In this troubling moment in United States history, is engaging in escapism an act of pulling the wool over our own eyes or a much needed respite from the horrors constantly rolling across our social media feeds? There’s been much talk over the course of this past year about the need for self and squad care (pick one or both, as fits your needs and personality). Taking a bubble bath or reading a fantasy novel is fine and good if you want to shut down or get away from all the things for an hour or so. But if you want to do something regenerative and fun for your brain, might we suggest games? Both video games and tabletop games get your brain going. Here are three reasons why you should be playing games during these difficult times:

  1. Video games are actually mind altering. Sometimes when we are feeling anxious, stressed, or stuck it’s useful to switch it up for a few minutes as a kind of reset. If you work at an office or spend a lot of time in front of a computer, you’ve probably heard that it is important to take a break and move your body a few times an hour. Movement is great, but a few minutes of playing a game can also shake things up in your brain and make it easier to deal with whatever you’ve got going on. When played in moderation, a game can give you what the podcast Note to Self calls “a mental fist pump.” Listen to their episode Play Video Games for Your Mental Health for the details on the brain and behavioral science.
  2. Games create a playful space to work toward solutions. So, everything is awful and we are exposed to more information than humans have ever before in history. The constant flow of information and struggle to process all of the bad news about our administration, ongoing white supremacist violence at the individual and state levels, the reckoning happening around sexual harassment and assault, and climate change slow disasters (to name just a few) is Really A Lot. If you’re like us, you’ve been making your calls to your elected officials, showing up for local community members facing difficult situations, donating time, cash, and goods if you can, and it never feels like enough. Playing games isn’t going to save you from all that, but board games in particular are often about building something or striving toward a concrete goal. That can feel great when we’re living in reactive mode with so much uncertainty. And if you play non-competitive games that focus on cooperation instead of hoarding resources and smiting your enemies, you can work together toward solutions. The TESA Collective has made three collaborative games: Co-opoly, Rise Up, and Loud & Proud, and we also highly recommend Civio and Freedom.
  3. Playing board games keeps your brain active and healthy.
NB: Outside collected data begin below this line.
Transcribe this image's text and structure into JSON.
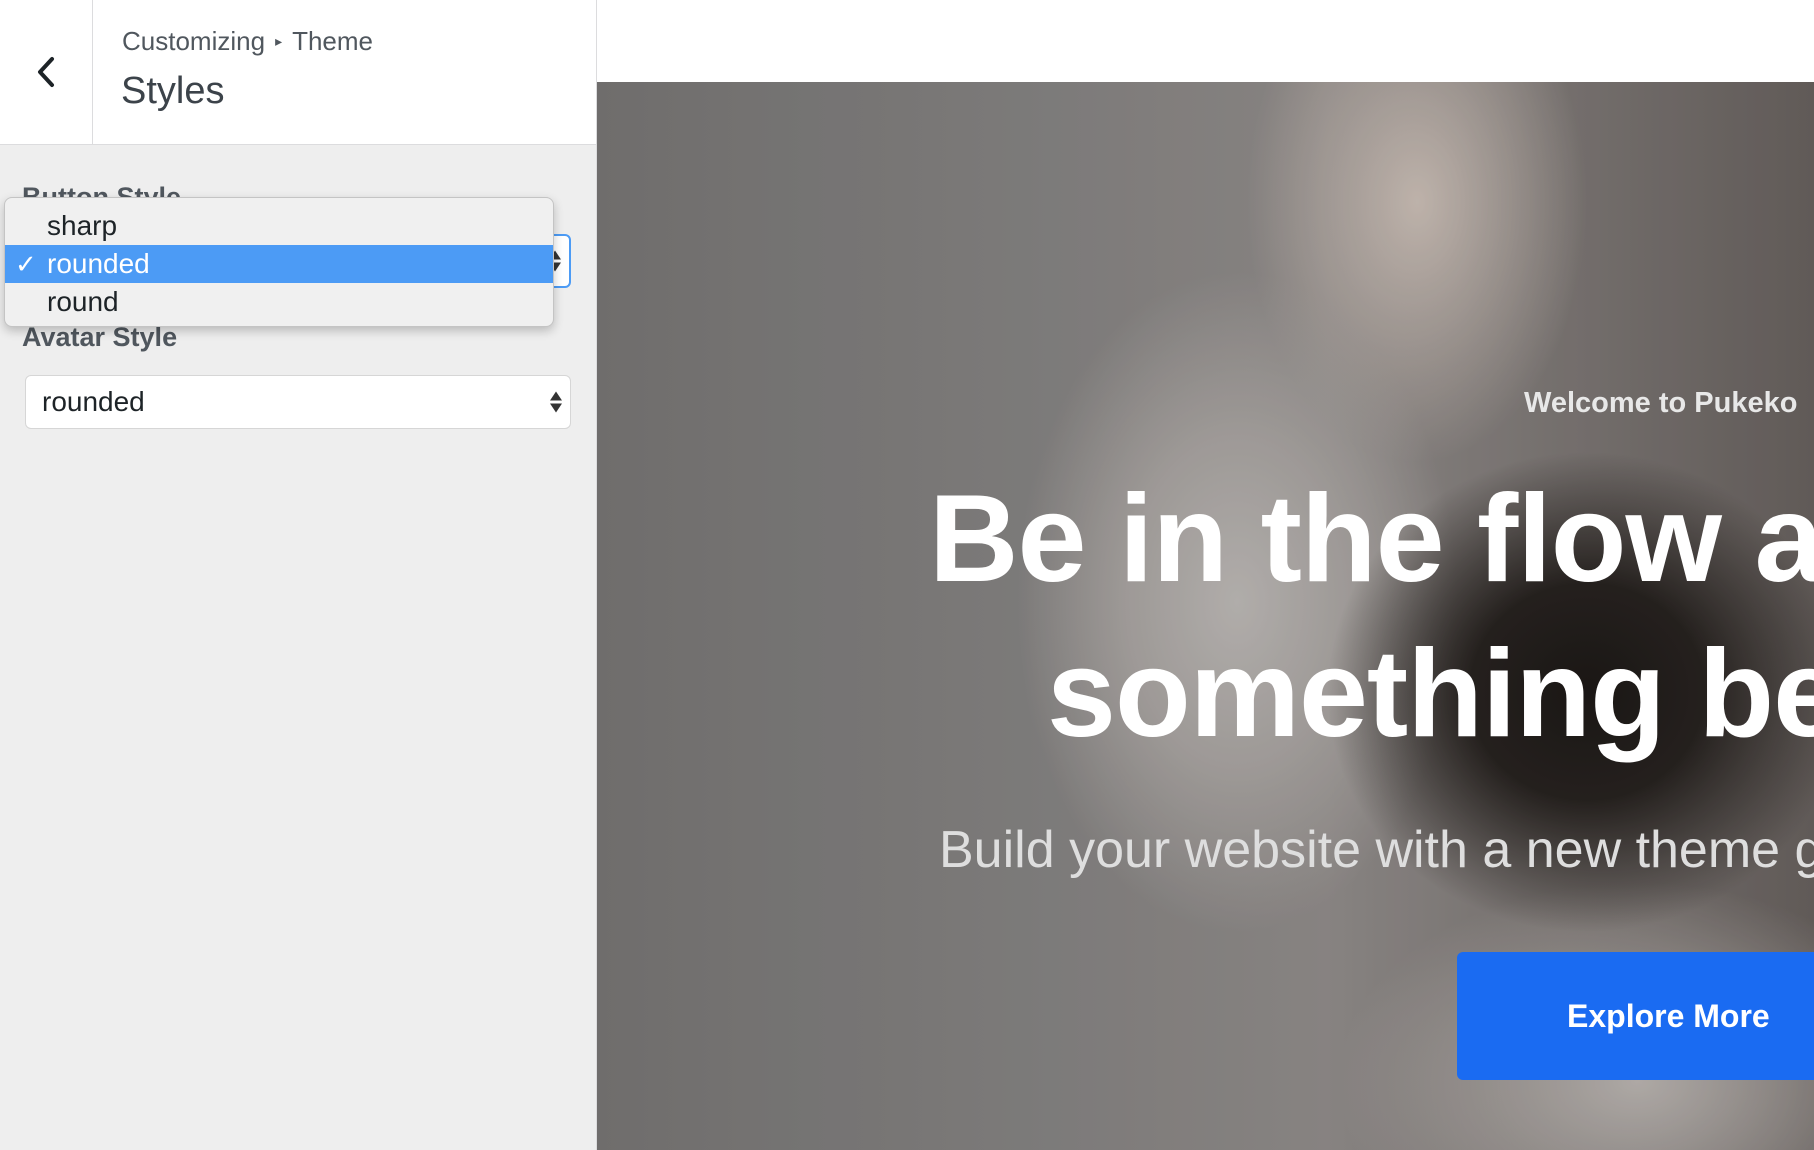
{
  "header": {
    "breadcrumb_parent": "Customizing",
    "breadcrumb_separator": "▸",
    "breadcrumb_child": "Theme",
    "section_title": "Styles",
    "back_icon": "chevron-left-icon"
  },
  "controls": {
    "button_style": {
      "label": "Button Style",
      "value": "rounded",
      "options": [
        "sharp",
        "rounded",
        "round"
      ],
      "selected_index": 1
    },
    "avatar_style": {
      "label": "Avatar Style",
      "value": "rounded"
    }
  },
  "dropdown": {
    "check_mark": "✓",
    "items": [
      {
        "label": "sharp"
      },
      {
        "label": "rounded"
      },
      {
        "label": "round"
      }
    ]
  },
  "preview": {
    "welcome": "Welcome to Pukeko",
    "headline_line1": "Be in the flow a",
    "headline_line2": "something be",
    "subtitle": "Build your website with a new theme g",
    "cta_label": "Explore More"
  },
  "colors": {
    "accent": "#4c9bf5",
    "cta": "#1a6bf2",
    "panel_bg": "#eeeeee"
  }
}
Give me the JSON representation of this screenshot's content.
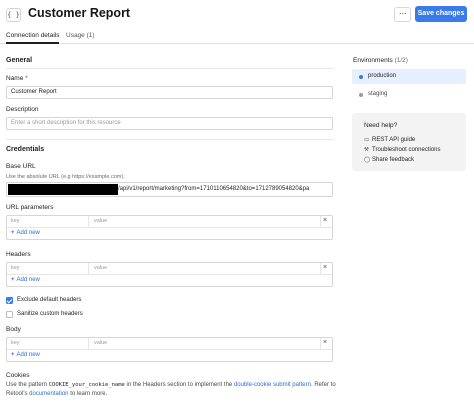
{
  "header": {
    "icon_glyph": "{ }",
    "title": "Customer Report",
    "more_label": "···",
    "save_label": "Save changes"
  },
  "tabs": [
    {
      "label": "Connection details",
      "active": true
    },
    {
      "label": "Usage (1)",
      "active": false
    }
  ],
  "general": {
    "title": "General",
    "name_label": "Name",
    "name_required": "*",
    "name_value": "Customer Report",
    "description_label": "Description",
    "description_placeholder": "Enter a short description for this resource"
  },
  "credentials": {
    "title": "Credentials",
    "base_url_label": "Base URL",
    "base_url_hint": "Use the absolute URL (e.g https://example.com).",
    "base_url_value": "/api/v1/report/marketing?from=1710110654820&to=1712789054820&pa",
    "url_params_label": "URL parameters",
    "key_placeholder": "key",
    "value_placeholder": "value",
    "add_new": "Add new",
    "remove_glyph": "×",
    "headers_label": "Headers",
    "exclude_default_headers": {
      "label": "Exclude default headers",
      "checked": true
    },
    "sanitize_custom_headers": {
      "label": "Sanitize custom headers",
      "checked": false
    },
    "body_label": "Body",
    "cookies_label": "Cookies",
    "cookies_text_1": "Use the pattern ",
    "cookies_code": "COOKIE_your_cookie_name",
    "cookies_text_2": " in the Headers section to implement the ",
    "cookies_link_1": "double-cookie submit pattern",
    "cookies_text_3": ". Refer to Retool's ",
    "cookies_link_2": "documentation",
    "cookies_text_4": " to learn more."
  },
  "sidebar": {
    "environments_title": "Environments",
    "environments_count": "(1/2)",
    "environments": [
      {
        "label": "production",
        "active": true,
        "dot_color": "#3a7be9"
      },
      {
        "label": "staging",
        "active": false,
        "dot_color": "#9a9a9a"
      }
    ],
    "help": {
      "title": "Need help?",
      "items": [
        {
          "label": "REST API guide",
          "icon": "book-icon",
          "glyph": "▭"
        },
        {
          "label": "Troubleshoot connections",
          "icon": "wrench-icon",
          "glyph": "⚒"
        },
        {
          "label": "Share feedback",
          "icon": "chat-bubble-icon",
          "glyph": "◯"
        }
      ]
    }
  },
  "colors": {
    "accent": "#3a7be9",
    "link": "#2a6fd6",
    "env_active_bg": "#e6effd"
  }
}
Board games are a part of many children’s experiences of play, but they are also beneficial to adults. Reading obviously is good for the brain because you’re putting more knowledge stuff in it, but board games are good for you because through play, they get you to access problem-solving, memory, and other cognitive skills. For older adults, playing board games has been scientifically proven to prolong brain health and slow the effects of dementia and Alzheimers. And beyond board games, play of all kinds is good for kid and adult brains – check out Dr. Stuart Brown’s research on the subject and watch his TED Talk about the value of play.

So maybe instead of vegging out (though, tbh, no judgment) or doing something totally escapist, think about hosting a game night or playing games with the folks you share a home with. It’s a great way to take a break while also being generative and social.